As stated heretofore, the medicines supplied by appellee to the charity patients of its hospital are given free, and that its paying patients are charged an overprice of 10% on the cost of medicines prescribed to them, this overprice being intended to cover the actual cost of medicines supplied to the charity patients free of charge, plus the proportionate cost of handling the same. In the strict sense, therefore, it cannot be said that appellee was really engaged in business and for profit.

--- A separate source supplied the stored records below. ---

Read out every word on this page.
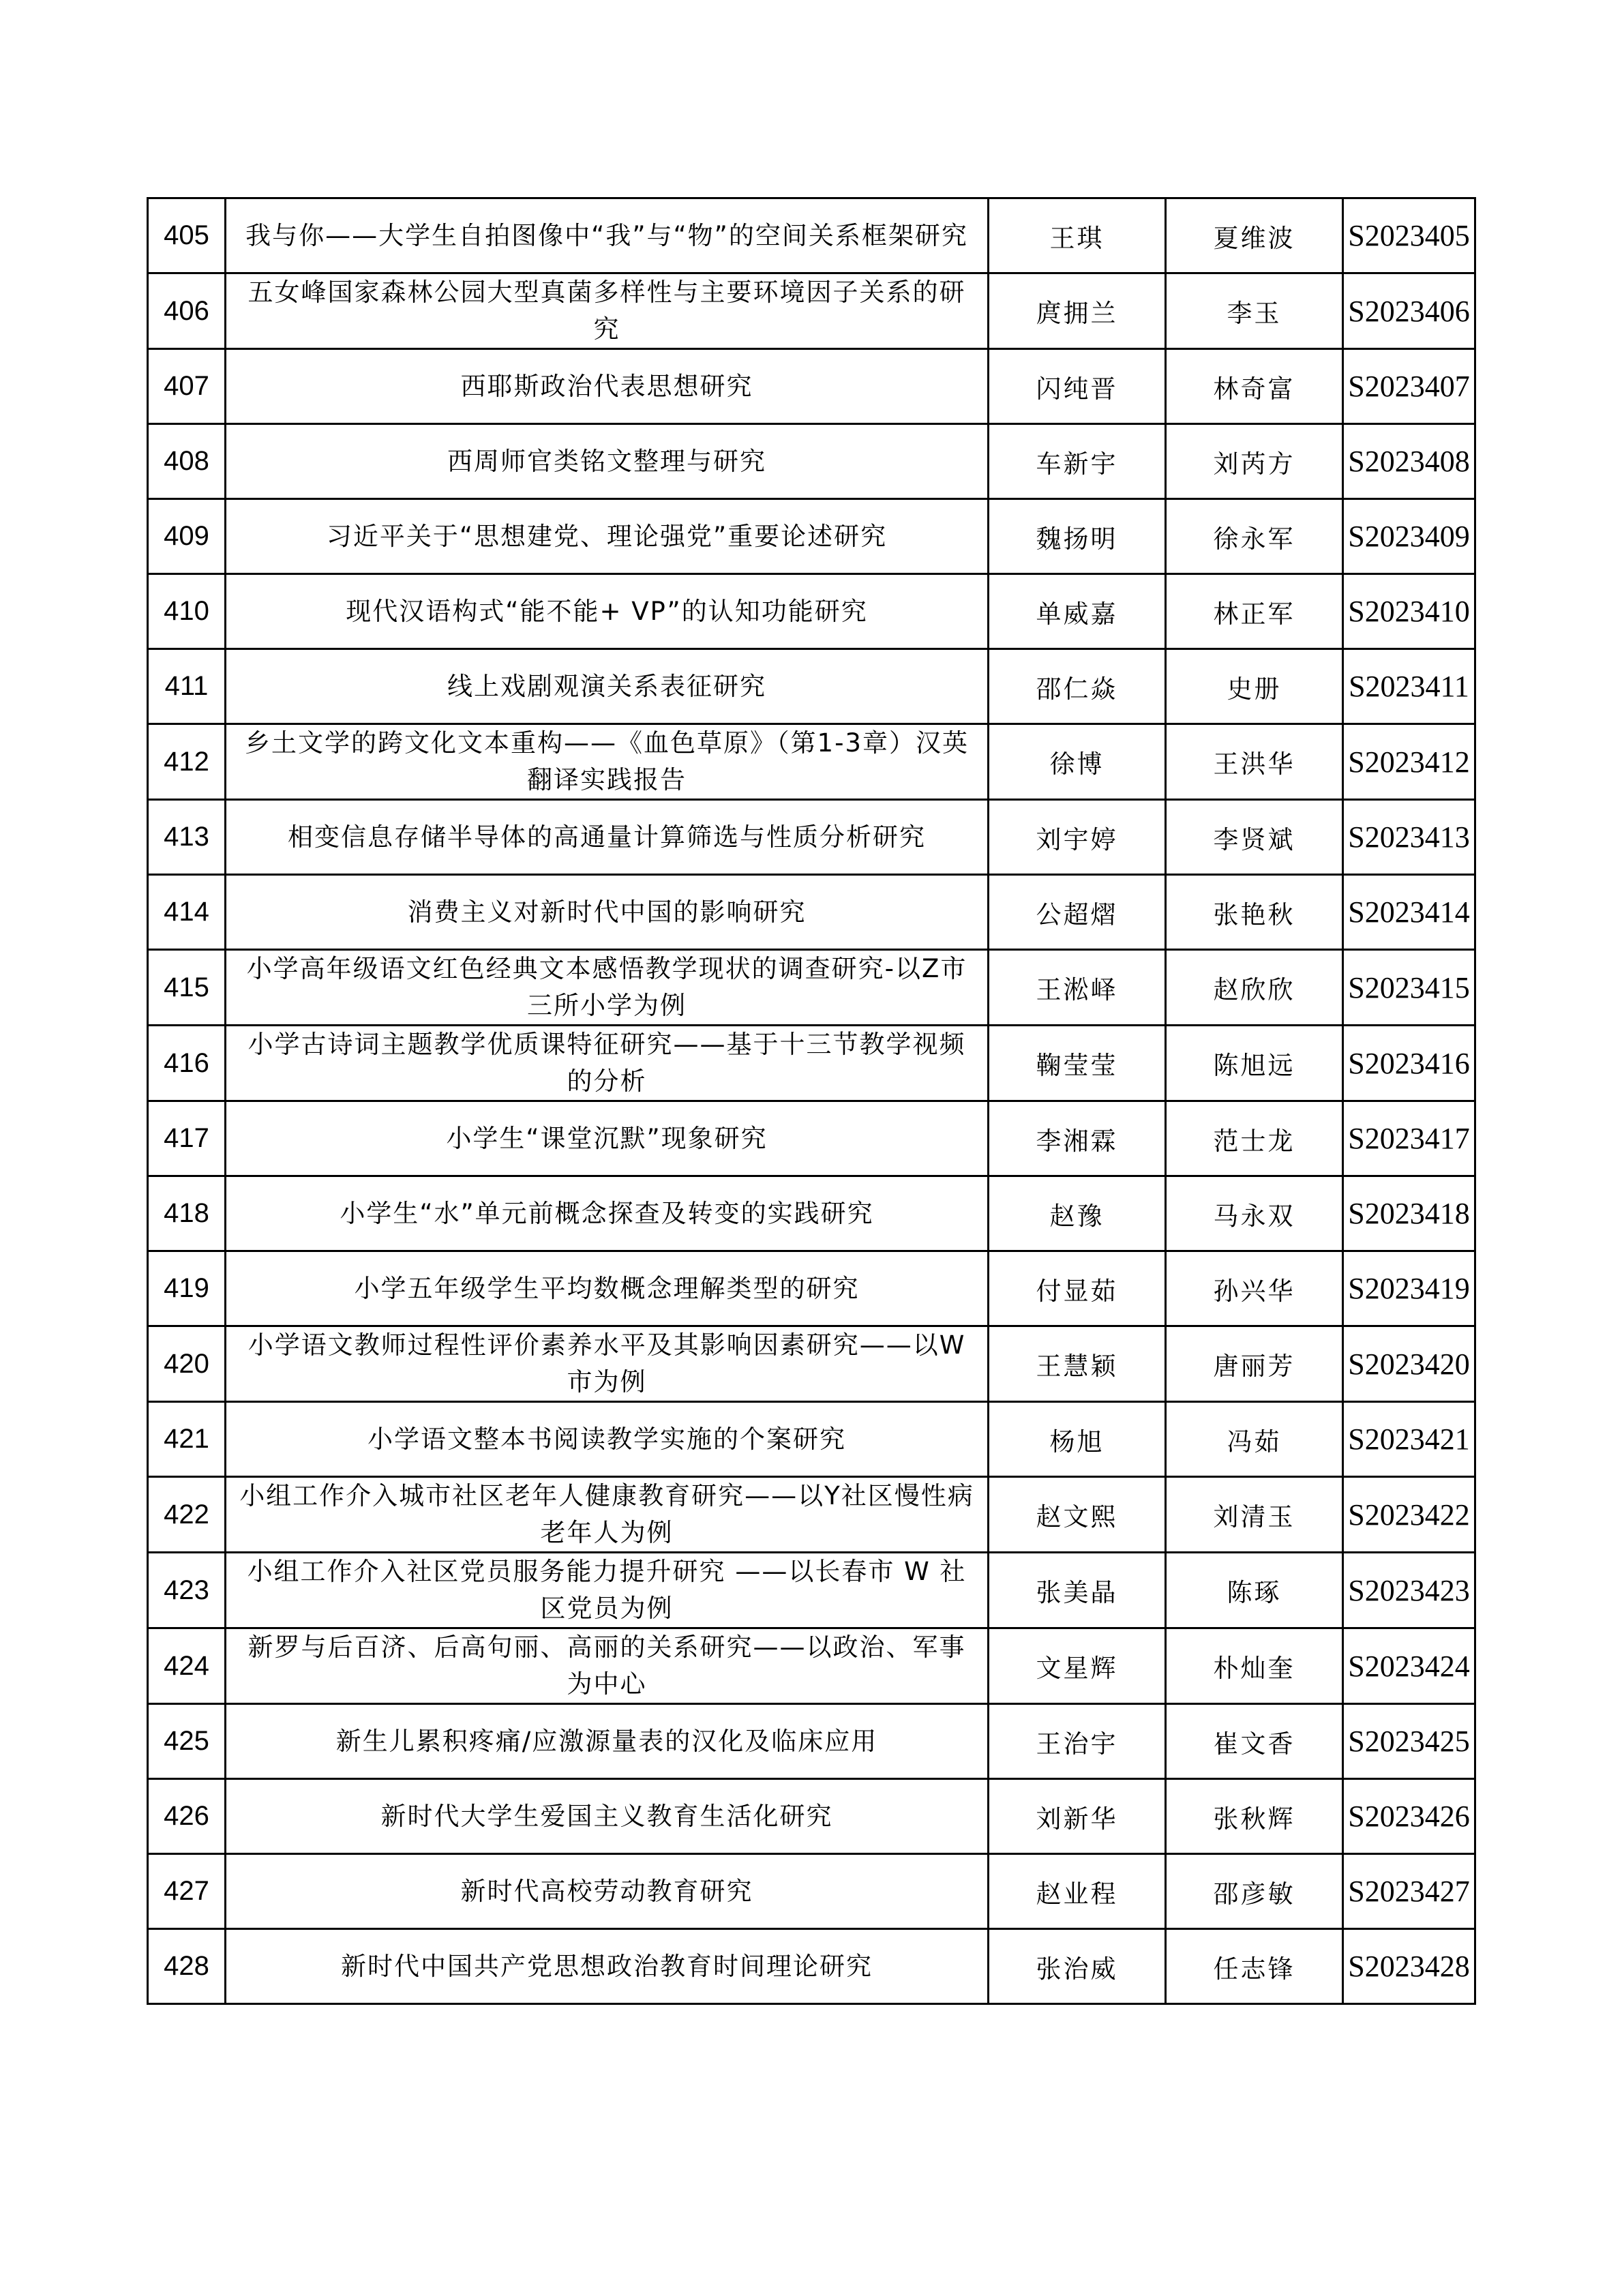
405	我与你——大学生自拍图像中“我”与“物”的空间关系框架研究	王琪	夏维波	S2023405
406	五女峰国家森林公园大型真菌多样性与主要环境因子关系的研究	庹拥兰	李玉	S2023406
407	西耶斯政治代表思想研究	闪纯晋	林奇富	S2023407
408	西周师官类铭文整理与研究	车新宇	刘芮方	S2023408
409	习近平关于“思想建党、理论强党”重要论述研究	魏扬明	徐永军	S2023409
410	现代汉语构式“能不能+ VP”的认知功能研究	单威嘉	林正军	S2023410
411	线上戏剧观演关系表征研究	邵仁焱	史册	S2023411
412	乡土文学的跨文化文本重构——《血色草原》（第1-3章）汉英翻译实践报告	徐博	王洪华	S2023412
413	相变信息存储半导体的高通量计算筛选与性质分析研究	刘宇婷	李贤斌	S2023413
414	消费主义对新时代中国的影响研究	公超熠	张艳秋	S2023414
415	小学高年级语文红色经典文本感悟教学现状的调查研究-以Z市三所小学为例	王淞峄	赵欣欣	S2023415
416	小学古诗词主题教学优质课特征研究——基于十三节教学视频的分析	鞠莹莹	陈旭远	S2023416
417	小学生“课堂沉默”现象研究	李湘霖	范士龙	S2023417
418	小学生“水”单元前概念探查及转变的实践研究	赵豫	马永双	S2023418
419	小学五年级学生平均数概念理解类型的研究	付显茹	孙兴华	S2023419
420	小学语文教师过程性评价素养水平及其影响因素研究——以W市为例	王慧颖	唐丽芳	S2023420
421	小学语文整本书阅读教学实施的个案研究	杨旭	冯茹	S2023421
422	小组工作介入城市社区老年人健康教育研究——以Y社区慢性病老年人为例	赵文熙	刘清玉	S2023422
423	小组工作介入社区党员服务能力提升研究 ——以长春市 W 社区党员为例	张美晶	陈琢	S2023423
424	新罗与后百济、后高句丽、高丽的关系研究——以政治、军事为中心	文星辉	朴灿奎	S2023424
425	新生儿累积疼痛/应激源量表的汉化及临床应用	王治宇	崔文香	S2023425
426	新时代大学生爱国主义教育生活化研究	刘新华	张秋辉	S2023426
427	新时代高校劳动教育研究	赵业程	邵彦敏	S2023427
428	新时代中国共产党思想政治教育时间理论研究	张治威	任志锋	S2023428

The test for the determination of whether or not a corporation is engaged in business is whether its business is operated for profit or not. The facts of the present case show conclusively that appellee operates a pharmacy department not for profit but to afford facilities to the patients of its hospital, both charity and paying, in the purchase of medicines prescribed to them by the hospital physicians. The overprice charged to the paying patients goes exclusively to cover the cost of the medicines supplied, free of charged, to the charity patients. Our conclusion therefore, is that its sales to its paying patients are not taxable.

WHEREFORE, the decision appealed from being in accordance with law, the same is hereby affirmed, with costs.